Une couche de plus pour Angela Merkel….

Publié le par Jacques

"MERKIAVEL"

Le célèbre sociologue et philosophe allemand, Ulrich Beck, Professeur à  la London School of Economics ainsi qu'à Harvard consacre quasiment une page du journal "Le Monde" ( daté du 13 novembre) a dressé un portrait quelque peu inattendu de la Chancelière allemande qu'il commence par traiter de "Reine sans couronne de l'Europe" avant de lui affubler le sobriquet de Merkaviel....


"La Reine de l'Europe", décrit-il, "veut être crainte à l'étranger et aimée dans son pays"....

Pour son pays, ça reste à voir. Mais pour ce qui concerne les autres Pays d'Europe, les manifestants  du 14 novembre, y compris sous ses fenêtres à Berlin ou encore à Francfort, ont crié toute l'affection qu'ils portent à la ..."Reine" en question....!

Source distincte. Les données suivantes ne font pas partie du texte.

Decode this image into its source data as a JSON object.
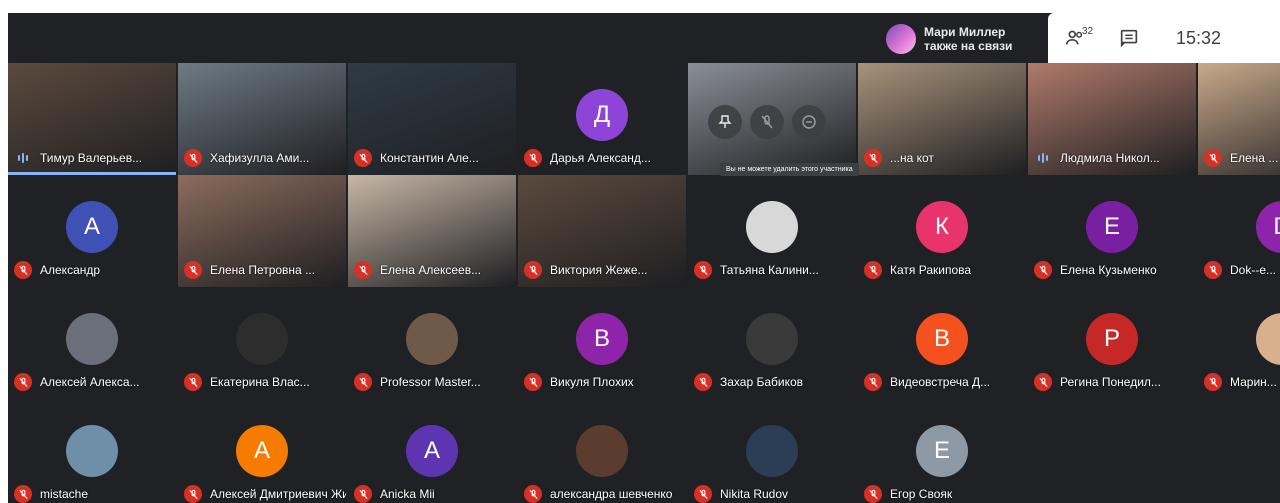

Le machiavélisme de Mme Merkel, selon Ulrich Beck, se manifeste déjà par le fait qu'elle ne veut pas trancher entre ceux qui veulent que l'Europe avance et les souverainistes ou autres eurosceptiques.


D'après lui, Mme Merkel a un grave penchant de comportement, consistant  "à ne pas agir encore", ou bien "agir plus tard", à "hésiter", "l'atermoiement comme stratégie de pouvoir"

Bigre, on croyait ces critiques uniquement réservées au nouveau Président Français....

Mme Merkel, selon notre auteur, estime que pour élargir à toute l'Europe la politique de l'Allemagne, les normes démocratiques peuvent être assouplie sinon contournées...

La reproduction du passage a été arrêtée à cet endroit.